The promise of personalized medicine involves a simple device that keeps each person apprised of their level of health, identifies even trace amounts of undesirable biomarkers in blood or saliva, and serves as an early warning system for diseases.

A device was developed that consists of an ultra-thin and miniaturized optical chip that, when coupled with a standard CMOS camera and powered by image analysis, is able to count biomolecules one by one in a sample and determine their location.

The technology is based on metasurfaces — sheets of artificial materials covered in millions of nano-sized elements arranged in a special way. At a certain frequency, these elements are able to squeeze light into extremely small volumes, creating ultrasensitive optical “hotspots.” When light shines on the metasurface and hits a molecule at one of these hotspots, the molecule is detected immediately; in fact, the molecule gives itself away by changing the wavelength of the light that hits it.

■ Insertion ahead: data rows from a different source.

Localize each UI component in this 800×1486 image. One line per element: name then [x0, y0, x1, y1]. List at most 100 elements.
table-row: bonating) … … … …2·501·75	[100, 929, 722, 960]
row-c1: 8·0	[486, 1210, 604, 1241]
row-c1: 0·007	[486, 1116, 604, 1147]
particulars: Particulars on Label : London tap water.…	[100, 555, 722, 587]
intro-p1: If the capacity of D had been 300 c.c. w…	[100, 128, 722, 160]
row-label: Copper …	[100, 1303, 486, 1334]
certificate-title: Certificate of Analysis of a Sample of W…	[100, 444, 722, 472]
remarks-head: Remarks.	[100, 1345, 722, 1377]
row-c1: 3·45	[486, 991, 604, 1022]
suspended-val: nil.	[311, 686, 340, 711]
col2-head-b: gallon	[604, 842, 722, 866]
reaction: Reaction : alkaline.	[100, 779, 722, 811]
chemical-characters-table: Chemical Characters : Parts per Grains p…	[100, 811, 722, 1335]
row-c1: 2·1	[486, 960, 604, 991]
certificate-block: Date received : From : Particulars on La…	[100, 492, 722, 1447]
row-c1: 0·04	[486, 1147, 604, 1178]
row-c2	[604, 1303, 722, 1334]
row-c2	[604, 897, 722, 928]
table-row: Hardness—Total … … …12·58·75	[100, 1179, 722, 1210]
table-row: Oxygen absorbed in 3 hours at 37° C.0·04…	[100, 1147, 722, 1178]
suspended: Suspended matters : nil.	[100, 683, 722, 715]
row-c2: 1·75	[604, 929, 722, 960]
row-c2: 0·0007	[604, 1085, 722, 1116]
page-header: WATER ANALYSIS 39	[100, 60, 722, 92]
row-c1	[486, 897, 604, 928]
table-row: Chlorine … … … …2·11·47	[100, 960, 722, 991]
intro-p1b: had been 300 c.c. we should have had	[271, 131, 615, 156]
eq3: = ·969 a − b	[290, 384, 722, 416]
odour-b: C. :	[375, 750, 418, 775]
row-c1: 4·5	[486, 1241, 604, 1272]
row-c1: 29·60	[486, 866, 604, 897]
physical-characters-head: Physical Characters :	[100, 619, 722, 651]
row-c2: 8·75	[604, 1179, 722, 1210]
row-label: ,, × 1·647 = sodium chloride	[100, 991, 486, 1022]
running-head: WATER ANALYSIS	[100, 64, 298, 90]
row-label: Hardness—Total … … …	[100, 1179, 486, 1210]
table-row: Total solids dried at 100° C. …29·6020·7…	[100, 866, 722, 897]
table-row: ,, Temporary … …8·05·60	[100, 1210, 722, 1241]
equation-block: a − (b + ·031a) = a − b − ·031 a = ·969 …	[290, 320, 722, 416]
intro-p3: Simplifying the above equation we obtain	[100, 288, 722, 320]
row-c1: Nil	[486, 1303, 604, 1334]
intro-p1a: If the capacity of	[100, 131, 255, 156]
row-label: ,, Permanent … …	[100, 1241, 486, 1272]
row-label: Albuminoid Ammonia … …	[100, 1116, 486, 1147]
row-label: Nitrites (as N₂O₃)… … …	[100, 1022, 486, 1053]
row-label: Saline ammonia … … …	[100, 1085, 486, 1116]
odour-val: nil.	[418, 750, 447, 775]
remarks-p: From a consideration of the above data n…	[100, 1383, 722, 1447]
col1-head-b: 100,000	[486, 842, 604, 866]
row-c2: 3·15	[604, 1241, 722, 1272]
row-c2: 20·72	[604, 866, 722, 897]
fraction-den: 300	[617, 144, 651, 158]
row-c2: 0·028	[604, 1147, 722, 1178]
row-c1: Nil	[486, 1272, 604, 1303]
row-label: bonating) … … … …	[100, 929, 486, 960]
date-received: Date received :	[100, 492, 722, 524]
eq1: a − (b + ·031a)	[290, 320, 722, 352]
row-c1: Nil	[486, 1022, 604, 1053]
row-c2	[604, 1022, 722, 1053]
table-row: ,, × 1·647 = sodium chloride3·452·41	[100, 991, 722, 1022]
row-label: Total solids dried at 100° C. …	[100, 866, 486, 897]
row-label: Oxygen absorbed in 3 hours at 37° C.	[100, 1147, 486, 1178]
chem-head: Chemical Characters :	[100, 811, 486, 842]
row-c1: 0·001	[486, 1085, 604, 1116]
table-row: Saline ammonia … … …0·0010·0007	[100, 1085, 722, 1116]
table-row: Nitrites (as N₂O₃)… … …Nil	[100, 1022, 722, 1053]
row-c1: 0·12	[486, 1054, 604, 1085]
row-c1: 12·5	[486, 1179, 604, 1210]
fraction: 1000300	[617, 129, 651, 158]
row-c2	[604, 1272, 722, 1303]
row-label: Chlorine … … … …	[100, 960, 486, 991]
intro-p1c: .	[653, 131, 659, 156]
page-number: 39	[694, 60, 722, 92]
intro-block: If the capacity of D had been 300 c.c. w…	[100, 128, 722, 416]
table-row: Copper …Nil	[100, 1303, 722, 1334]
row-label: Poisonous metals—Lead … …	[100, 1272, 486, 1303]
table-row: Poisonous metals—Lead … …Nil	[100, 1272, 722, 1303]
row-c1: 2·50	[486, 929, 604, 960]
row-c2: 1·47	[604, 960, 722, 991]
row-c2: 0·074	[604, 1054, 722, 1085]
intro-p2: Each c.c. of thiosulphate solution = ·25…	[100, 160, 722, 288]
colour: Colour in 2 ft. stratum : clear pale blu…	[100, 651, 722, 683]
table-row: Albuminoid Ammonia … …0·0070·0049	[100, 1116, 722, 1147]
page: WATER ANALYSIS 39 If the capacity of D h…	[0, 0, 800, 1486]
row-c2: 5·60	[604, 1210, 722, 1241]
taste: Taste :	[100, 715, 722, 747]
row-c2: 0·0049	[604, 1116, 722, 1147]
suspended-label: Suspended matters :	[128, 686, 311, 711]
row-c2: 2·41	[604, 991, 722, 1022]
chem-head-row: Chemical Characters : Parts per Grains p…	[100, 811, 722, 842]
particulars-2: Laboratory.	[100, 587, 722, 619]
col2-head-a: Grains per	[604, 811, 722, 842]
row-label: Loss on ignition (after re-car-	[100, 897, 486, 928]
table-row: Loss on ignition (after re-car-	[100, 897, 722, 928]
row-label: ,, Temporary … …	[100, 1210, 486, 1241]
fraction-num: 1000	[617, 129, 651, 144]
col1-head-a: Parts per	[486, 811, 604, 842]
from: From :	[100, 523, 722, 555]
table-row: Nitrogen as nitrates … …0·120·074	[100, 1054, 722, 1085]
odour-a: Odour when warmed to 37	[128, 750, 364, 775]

By using different colored lights on the metasurface and taking a picture each time with a CMOS camera, researchers are able to count the number of molecules in a sample and learn exactly what is happening on the sensor chip. Smart data science tools are then used to analyze the millions of CMOS pixels obtained via this process and identify trends. Researchers demonstrated the ability to detect and image not just individual biomolecules at the hotspots but even a single graphene sheet only one atom thick.

A second version of the system was developed in which the metasurfaces are programmed to resonate at different wavelengths in different regions. The technique is simpler yet is also less precise in locating the molecules.